山鳴りというのでしょうか。空気はもわんと生暖かく、なんだか不吉な雰囲気です。
登りはじめの予定のところに着いたころに、大粒の雨と雹とが降ってきました。
小屋番さんと相談して、やっぱやめときましょう、ということになりました。
昨日は、小屋番さんは、ぼくが眺めていた山のちょっと北のあたりに登っていたらしく、暖かな日だったので雪が緩んで、山頂近くというところで、体の半分くらい雪に埋まってしまったり、雪の裂け目に幾度も落ちたりして、わらわら下ってきたそうです。
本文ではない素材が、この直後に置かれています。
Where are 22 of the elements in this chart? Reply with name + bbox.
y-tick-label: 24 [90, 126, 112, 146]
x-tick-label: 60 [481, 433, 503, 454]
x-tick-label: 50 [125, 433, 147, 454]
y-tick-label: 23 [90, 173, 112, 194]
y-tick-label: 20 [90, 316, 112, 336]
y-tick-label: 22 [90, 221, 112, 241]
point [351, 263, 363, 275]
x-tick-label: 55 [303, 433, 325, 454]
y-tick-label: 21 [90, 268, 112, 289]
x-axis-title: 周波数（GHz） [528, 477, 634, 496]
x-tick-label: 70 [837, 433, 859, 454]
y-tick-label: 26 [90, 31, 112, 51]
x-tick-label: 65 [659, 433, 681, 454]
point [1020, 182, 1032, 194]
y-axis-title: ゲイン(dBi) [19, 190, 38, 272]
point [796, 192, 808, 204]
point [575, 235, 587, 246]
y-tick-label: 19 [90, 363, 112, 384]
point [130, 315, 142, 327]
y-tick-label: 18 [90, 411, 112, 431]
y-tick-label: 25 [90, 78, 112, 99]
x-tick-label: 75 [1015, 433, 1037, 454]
ほんとにね、ここ一月ほどはぼくが山に行きたいと思うと悪天候です。
もうしばらく山登りらしき山登りをしていません。

雪自体は表面も締まってきて、これならかなりすいすいと進めそうでした。
普段履きのくつでも雪の上に上がれるくらい。ちょと埋まりますけれど。
山の草とか花とか虫とか-締まった雪

諦めて帰る途中の斜面。
雪はだいぶ緩んでいました。
天気予報で雪崩注意報が出るのはこんなかんじの日ですね。
この時期の雪崩は、雪の山でスキーヤーや山登りの人がやられてしまう雪崩とはちょっと起きる条件も起き方も違いがあります。
天気予報の場合には、たくさんの方に影響のある雪崩の注意を呼びかけているわけで、今の時期の暖かくなっての雪崩のほうが、道路脇の斜面で起きたりして道路が通行止めになったりするので、お知らせとしては重要なわけなのでしょう。
暖かくなっての雪崩は、山の斜面から雪がはがれるようにして落ちてくる全層雪崩というものです。これは前兆がありますから、きちんと雪の状態を見ていれば予想ができます。
とは言っても、いかにもあちこちで雪崩そうな日には、おうちにいるのが一番安全です。
山の草とか花とか虫とか-緩む斜面

家に帰ってからは、ざんざんと雨になりました。
山の草とか花とか虫とか-雨

屋根からつららが下がっていたところは水が流れてきていました。
うちの屋根のとよ(雨水の水路みたいなの)は、雪のため毎年壊れてしまいます。
あらぬところから、水が流れ出ていました。
山の草とか花とか虫とか-屋根からの水

うちの山の雑木のところの斜面の雪。
だんだんと雪が上から流れてきて、木によりかかるような感じになっています。
山の草とか花とか虫とか-斜面

雪は薄めに見えますが、1.5mから2mほどはありそうです。
今の時期に山に登るのには、歩いて安心な尾根までたどりつくのに、こういうでこぼこのところを最初に登っていかないといけません。
なので、最初からピッケルを使ったりするのですね。(木の棒とかでも良いんですが)
山の草とか花とか虫とか-斜面2

もうちょっと緩やかな斜面では、木の周りが開いてきていました。
こういった感じに木の幹の周りから雪が消えていくのを、根開き(ねあき)と呼びます。
山の草とか花とか虫とか-毛穴みたい

家に帰っても、風はさらに強く、雨は雪になって冷えてきました。
家のまわりの片付けなども出来ず、本を読んだりうとうとしたり。
朝には15℃ほどまで気温が上がったのに、夜には-4℃か5℃ほどまで下がりました。
なんとも極端な気温の変化になりましたね。皆さんも風邪など召しませんようにお過ごしください。